Some of the uncovered lures are contained in a .RAR archive exploiting the CVE-2023-38831 vulnerability, others use DLL-hijacking to run Headlace.
Headlace is a multi-component malware including a dropper, a VBS launcher and a backdoor using MSEdge in headless mode to continuously download secondary payloads, likely to exfiltrate credentials and sensitive information.
Russian influence and cyber operations adapt for long haul and exploit war fatigue
Clint Watts provides an insight on how some aspects of our economy and society can be weaponised in information operations. Makes the time I got Spike from Buffy and Riker to wish happy birthday to my wife seem pedestrian by comparison.
Since July 2023, Russia-aligned influence actors have tricked celebrities into providing video messages that were then used in pro-Russian propaganda. These videos were then manipulated to falsely paint Ukrainian President Volodymyr Zelensky as a drug addict. This is one of the insights in the latest biannual report on Russian digital threats “Russian Threat Actors Dig In, Prepare to Seize on War Fatigue”
As described in more detail in the report, this campaign aligns with the Russian government’s broader strategic efforts during the period from March to October 2023, across cyber and influence operations (IO), to stall Ukrainian military advances and diminish support for Kyiv.

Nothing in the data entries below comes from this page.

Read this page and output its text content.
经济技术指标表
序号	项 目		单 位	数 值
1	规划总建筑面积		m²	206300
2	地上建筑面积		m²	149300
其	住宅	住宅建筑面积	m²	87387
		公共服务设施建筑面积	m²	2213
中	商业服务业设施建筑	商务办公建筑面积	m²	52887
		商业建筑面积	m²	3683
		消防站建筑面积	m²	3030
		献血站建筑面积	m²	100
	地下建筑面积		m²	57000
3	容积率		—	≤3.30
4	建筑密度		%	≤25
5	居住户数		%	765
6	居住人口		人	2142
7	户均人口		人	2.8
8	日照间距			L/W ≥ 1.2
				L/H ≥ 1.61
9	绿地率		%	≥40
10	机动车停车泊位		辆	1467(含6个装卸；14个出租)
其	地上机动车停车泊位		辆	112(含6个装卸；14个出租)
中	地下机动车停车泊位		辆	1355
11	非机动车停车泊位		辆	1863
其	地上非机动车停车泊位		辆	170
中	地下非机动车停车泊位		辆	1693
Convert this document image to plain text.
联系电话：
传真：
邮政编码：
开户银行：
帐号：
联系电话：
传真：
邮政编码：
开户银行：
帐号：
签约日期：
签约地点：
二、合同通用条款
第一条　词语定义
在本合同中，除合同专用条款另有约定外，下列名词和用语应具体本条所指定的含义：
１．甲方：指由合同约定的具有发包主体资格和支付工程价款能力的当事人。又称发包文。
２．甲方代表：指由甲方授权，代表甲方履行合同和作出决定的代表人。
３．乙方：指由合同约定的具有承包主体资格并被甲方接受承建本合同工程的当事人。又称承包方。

Ukraine's top mobile operator hit by biggest cyberattack of war so far
High-level press reporting here from Reuters. Gives validation on why the UK passed the Telecommunications Security Act to ensure separation of the management plain to privileged access workstations.
Kyivstar's IT systems 'partially destroyed'
CEO says attack connected to war with Russia
Cellular and internet connections down
Ukraine investigating possibility of Russian state involvement
Ukrainian intelligence attacks and paralyses Russia’s tax system
Quote from the Ukraine government:
During the special operation, military spies managed to break into one of the well-protected key central servers of the Federal Taxation Service (FTS of the Russian Federation), and then into more than 2,300 of its regional servers throughout Russia, as well as on the territory of temporarily occupied Crimea.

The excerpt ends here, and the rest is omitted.